Closed coleshaw closed 1 year ago
Could you summarize the GC issue here? Also, a question I have is: some parts of the query reduction still occur in memory (like ::first I think), are these responsible for the large number of rows being returned? I.e., if we moved these parts of the query into SQL, could the number of rows be cut down?
So I don't think the issue is specifically with GC, rather that GC could be part of the solution. I do not think moving parts of the query into SQL would help cut the number of rows down.
When doing JOINs against one-to-many relationships, what happens is that the number of records across all such tables is multiplied. So take a simple example, where say, we have:
project
/ \
plate pool
If there are 1 project record, 3 plate records, and 4 pool records, Postgres will create a JOIN table with 12 total rows:
project | plate | pool |
---|---|---|
proj1 | plate1 | pool1 |
proj1 | plate1 | pool2 |
proj1 | plate1 | pool3 |
proj1 | plate1 | pool4 |
proj1 | plate2 | pool1 |
proj1 | plate2 | pool2 |
proj1 | plate2 | pool3 |
proj1 | plate2 | pool4 |
proj1 | plate3 | pool1 |
proj1 | plate3 | pool2 |
proj1 | plate3 | pool3 |
proj1 | plate3 | pool4 |
Now imagine that we're doing this in a project with, say, 21 experiments, 39 documents, 3 cytof pools, 37 rna plates, and 12 sc pools. That's 1,090,908 rows with lots of duplicated data. I believe how Sequel handles this in the postgres adapter is that each row is allocated to a Hash in memory, and each column value is allocated to a String. So even though they are duplicate text values, each String value is repeated many, many times in memory and thus takes up a lot of total memory, as can be seen in the memory profiling.
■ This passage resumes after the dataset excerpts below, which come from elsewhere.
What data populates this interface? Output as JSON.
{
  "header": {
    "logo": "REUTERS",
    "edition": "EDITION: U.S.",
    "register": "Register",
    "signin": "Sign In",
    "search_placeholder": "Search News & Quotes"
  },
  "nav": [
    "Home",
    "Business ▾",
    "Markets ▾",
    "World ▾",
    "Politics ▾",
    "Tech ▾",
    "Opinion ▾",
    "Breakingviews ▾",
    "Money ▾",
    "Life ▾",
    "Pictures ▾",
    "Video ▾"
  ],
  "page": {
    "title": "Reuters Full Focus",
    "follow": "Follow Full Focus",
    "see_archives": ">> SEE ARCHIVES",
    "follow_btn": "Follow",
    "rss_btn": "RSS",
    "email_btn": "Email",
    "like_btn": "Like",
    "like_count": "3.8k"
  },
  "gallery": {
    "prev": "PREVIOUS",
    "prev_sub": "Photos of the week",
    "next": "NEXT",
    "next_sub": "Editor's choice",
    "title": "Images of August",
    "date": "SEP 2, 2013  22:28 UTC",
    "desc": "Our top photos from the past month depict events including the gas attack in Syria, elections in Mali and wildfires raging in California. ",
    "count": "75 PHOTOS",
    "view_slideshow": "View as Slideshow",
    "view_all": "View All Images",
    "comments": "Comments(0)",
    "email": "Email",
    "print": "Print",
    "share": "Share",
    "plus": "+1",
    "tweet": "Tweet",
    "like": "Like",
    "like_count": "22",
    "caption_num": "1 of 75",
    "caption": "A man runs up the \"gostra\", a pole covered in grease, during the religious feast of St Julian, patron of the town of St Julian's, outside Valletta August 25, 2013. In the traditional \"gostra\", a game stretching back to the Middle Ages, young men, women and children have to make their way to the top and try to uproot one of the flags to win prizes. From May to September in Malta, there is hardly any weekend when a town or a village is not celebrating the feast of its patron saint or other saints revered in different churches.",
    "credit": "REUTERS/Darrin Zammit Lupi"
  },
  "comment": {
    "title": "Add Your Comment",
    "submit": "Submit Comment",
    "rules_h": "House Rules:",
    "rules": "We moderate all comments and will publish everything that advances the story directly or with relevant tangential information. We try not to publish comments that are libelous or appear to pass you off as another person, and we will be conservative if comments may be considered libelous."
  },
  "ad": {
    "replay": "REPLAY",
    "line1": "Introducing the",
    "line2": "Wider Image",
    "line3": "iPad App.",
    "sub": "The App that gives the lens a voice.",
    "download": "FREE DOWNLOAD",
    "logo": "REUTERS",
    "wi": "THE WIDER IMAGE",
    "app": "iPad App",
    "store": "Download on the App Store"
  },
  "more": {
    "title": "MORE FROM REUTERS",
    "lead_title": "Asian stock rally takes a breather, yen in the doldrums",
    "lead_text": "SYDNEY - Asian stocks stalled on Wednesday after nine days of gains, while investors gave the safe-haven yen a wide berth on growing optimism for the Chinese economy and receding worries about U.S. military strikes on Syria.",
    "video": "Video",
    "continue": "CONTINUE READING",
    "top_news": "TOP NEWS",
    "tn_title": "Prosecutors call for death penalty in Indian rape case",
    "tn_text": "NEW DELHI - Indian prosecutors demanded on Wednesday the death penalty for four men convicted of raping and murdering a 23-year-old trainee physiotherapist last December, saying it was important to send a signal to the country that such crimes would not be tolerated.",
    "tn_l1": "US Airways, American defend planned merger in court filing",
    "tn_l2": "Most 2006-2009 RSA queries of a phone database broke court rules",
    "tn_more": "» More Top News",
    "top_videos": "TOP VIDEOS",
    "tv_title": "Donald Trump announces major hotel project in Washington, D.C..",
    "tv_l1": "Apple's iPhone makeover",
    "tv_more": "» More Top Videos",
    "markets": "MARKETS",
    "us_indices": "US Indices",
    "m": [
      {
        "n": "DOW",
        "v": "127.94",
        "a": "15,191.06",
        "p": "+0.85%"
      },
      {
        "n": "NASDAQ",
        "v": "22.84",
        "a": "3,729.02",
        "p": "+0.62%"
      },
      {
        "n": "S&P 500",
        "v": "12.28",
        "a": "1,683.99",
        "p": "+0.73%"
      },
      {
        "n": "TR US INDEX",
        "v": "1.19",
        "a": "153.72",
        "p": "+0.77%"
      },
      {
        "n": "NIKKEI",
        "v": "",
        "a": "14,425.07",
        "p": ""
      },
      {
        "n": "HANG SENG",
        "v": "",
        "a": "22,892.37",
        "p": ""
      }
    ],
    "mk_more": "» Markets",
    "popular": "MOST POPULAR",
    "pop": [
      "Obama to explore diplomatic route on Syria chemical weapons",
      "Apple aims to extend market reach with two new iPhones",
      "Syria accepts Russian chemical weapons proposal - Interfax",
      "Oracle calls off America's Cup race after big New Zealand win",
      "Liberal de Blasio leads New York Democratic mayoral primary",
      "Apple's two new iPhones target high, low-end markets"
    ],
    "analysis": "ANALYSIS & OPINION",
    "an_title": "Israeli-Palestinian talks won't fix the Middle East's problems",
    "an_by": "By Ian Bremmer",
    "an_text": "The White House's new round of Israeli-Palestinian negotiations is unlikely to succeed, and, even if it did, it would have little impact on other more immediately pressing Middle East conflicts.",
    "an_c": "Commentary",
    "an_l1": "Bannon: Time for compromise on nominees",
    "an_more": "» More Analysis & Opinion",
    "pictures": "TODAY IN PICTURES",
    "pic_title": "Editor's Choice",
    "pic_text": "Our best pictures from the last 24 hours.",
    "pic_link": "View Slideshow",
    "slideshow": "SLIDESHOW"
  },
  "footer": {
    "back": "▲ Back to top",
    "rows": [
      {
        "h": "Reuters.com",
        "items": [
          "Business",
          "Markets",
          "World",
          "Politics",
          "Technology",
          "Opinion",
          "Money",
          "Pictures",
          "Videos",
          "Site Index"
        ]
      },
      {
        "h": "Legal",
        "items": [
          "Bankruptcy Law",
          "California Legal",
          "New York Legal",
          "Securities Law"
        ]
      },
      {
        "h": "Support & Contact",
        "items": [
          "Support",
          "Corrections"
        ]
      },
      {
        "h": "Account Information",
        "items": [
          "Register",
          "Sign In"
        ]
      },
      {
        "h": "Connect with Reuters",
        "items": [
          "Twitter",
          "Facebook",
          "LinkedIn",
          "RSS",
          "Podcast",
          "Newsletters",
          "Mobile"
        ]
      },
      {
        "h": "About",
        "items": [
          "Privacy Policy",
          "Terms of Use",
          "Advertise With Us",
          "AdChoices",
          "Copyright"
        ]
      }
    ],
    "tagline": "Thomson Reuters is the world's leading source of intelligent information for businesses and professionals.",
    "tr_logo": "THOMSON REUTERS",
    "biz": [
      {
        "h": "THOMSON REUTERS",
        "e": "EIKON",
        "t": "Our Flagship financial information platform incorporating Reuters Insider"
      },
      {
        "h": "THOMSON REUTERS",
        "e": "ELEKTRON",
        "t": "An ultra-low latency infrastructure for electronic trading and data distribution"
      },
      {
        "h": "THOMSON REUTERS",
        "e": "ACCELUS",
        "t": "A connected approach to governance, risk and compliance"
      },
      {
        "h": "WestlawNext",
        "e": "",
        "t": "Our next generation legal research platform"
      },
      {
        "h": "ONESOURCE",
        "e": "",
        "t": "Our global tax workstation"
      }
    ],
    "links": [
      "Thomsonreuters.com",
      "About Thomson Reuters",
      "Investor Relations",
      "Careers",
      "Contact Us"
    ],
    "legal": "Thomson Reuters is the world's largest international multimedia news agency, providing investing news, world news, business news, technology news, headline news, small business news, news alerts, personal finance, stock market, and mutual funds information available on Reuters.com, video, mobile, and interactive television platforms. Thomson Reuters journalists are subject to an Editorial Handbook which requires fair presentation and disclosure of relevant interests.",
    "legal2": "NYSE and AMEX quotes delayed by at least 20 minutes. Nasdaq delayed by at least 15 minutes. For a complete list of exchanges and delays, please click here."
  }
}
I think theoretically we could tune the GC to try and clean out these rows after the query is done (?), but unless we switch to some sort of streaming data handling, our current architecture loads all the rows into memory and then serializes them into the query output format. I think that just kicks the can down the road, and I think we might still have to deal with ballooning memory (to get the output) before releasing it post-response via GC?
Perhaps some different approaches might be:
1) Stream the output, a la Metis tail
. This would break how clients currently handle responses, but I think would be better able to handle large cross-join type queries like this.
2) Break up ChildAttribute and TableAttribute queries to join in Ruby instead of via SQL joins. This would reduce the Cartesian product effect, but probably introduces some other types of inefficiencies...
3) It might be possible to get the same effect that we need via a set of subqueries (instead of JOINs), but I haven't thought through the details of what a query might look like, or if that would work with how we do filtering, etc., nor if that would save us anything in terms of memory.
Great analysis. This lines up with some of my suspicions.
Stream processing is probably ideal no matter what. We should see how far we can push sequel to give us the low level psql adapter primitives that enable this handling better. It is theoritically possible but the impact on our codebase could be large.
Further optimizations will be further work, there's no silver bullet. We're building a custom highly generic query engine on top of a toolkit designed for fixed depth CRUD interactions built on top of an already existing generic query engine, so we're likely going to have to fight each problem that psql already solves, but do so while pulling it through the sieve of abstractions we've layered on top of it.
I've been trying to root-cause the OOM issue with specific Magma queries, and I think @corps is correct in what is happening. A good fix is currently beyond my brainstorming abilities -- I've played around with the GC, but I can't seem to make a dent in the memory explosion or trigger a clean up. I have a very minor fix that addresses part of this, but I think a real, significant fix would require re-architecting everything query-related.
I'm actually able to reproduce the issue locally, where a query will consume >12GB of memory and it is not released upon completion of the request (works against
/retrieve
and/query
). Profiling the issue shows that basically there are huge numbers of allocated strings, i.e.Because many of the relationships in the query are one-to-many (project to many collections), we're creating a Cartesian product through all of our joins. If you look at the Postgres
EXPLAIN (ANALYZE)
, you see something like 604 million virtual rows created (pardon the aliases), I think each of which requires memory being allocated, because our query architecture gets back all records, groups them, re-organizes them, etc.?This is the most relevant discussion similar to what I think is happening. We're already using
sequel_pg
, and I don't think the GC will clean up soon enough to prevent the memory issue. I've tried triggering the GC manually post-query, but it doesn't seem to release the memory either (though I'm probably doing it wrong).Posting the data here to document progress. I'm probably going to shelve this for awhile, since I think there's a more involved fix required to the query architecture that could potentially break many other things ... @corps or @graft , any suggestions on approaches?